Szef resortu edukacji i nauki w rozmowie z “Polskim Radiem” skomentował śmierć 8-letniego Kamilka z Częstochowy, w bestialski sposób zakatowanego przez ojczyma.
“Podstawową przyczyną tej tragedii była zgnilizna rodzinna i patologia. Jeśli będziemy atakować, niszczyć rodzinę i prowadzić do sytuacji patologicznych w niej, to niestety można spodziewać się takich sytuacji” – stwierdził minister Czarnek.
Szef resortu podkreślił również, że szkoła, do której uczęszczał Kamilek, zachowała się prawidłowo, zgłaszając sytuację domową chłopca opiece społecznej. Póki co nie wiadomo, dlaczego przedstawiciele opieki społecznej, którzy przyszli z kontrolą do jego domu w momencie, gdy był on już skatowany, nie podjęli dalszych działań w celu jego ratowania.
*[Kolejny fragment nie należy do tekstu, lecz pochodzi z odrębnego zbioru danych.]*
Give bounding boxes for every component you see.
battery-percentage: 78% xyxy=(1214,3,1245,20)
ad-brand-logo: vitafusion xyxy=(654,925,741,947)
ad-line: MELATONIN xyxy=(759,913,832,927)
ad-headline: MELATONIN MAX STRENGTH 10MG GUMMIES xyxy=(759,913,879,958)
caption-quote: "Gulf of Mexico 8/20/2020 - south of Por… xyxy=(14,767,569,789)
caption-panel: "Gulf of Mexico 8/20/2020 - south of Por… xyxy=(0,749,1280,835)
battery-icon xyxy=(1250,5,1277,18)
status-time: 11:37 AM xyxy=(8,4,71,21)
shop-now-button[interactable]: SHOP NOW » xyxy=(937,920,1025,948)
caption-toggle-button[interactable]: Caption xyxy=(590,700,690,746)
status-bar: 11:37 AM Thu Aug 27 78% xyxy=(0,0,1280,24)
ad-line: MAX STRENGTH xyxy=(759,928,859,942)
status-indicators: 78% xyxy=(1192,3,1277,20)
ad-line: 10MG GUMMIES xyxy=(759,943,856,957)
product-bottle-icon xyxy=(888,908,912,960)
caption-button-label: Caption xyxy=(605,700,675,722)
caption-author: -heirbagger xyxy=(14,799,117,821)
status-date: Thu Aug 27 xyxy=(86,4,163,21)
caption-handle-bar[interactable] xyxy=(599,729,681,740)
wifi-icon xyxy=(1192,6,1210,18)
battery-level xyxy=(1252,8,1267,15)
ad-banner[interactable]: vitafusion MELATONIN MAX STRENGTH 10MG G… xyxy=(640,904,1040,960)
CZYTAJ TAKŻE: Przemoc nie opuściła szkół
8-letni Kamil trafił do Górnośląskiego Centrum Zdrowia Dziecka w Katowicach 5 kwietnia z rozległymi, nieleczonymi od kilku dni oparzeniami i szeregiem innych obrażeń, m.in. złamaniami. Jak się okazało, dziecko zostało oblane wrzątkiem i umieszczone na piecu węglowym przez 27-letniego ojczyma. Oprawca wielokrotnie bił również chłopca i przypalał go papierosami, w czym asystować miała matka dziecka. Służby o sytuacji Kamilka poinformował zaniepokojony jego stanem biologiczny ojciec.
Wczoraj (8.05) Górnośląskie Centrum Zdrowia Dziecka poinformowało, iż chłopiec zmarł z powodu wielonarządowej niewydolności oraz uogólnionego zakażenia organizmu. 35-letnia matka i 27-letni ojczym Kamilka przebywają w areszcie. Mężczyzna, po śmierci chłopca, usłyszeć ma zarzut zabójstwa ze szczególnym okrucieństwem.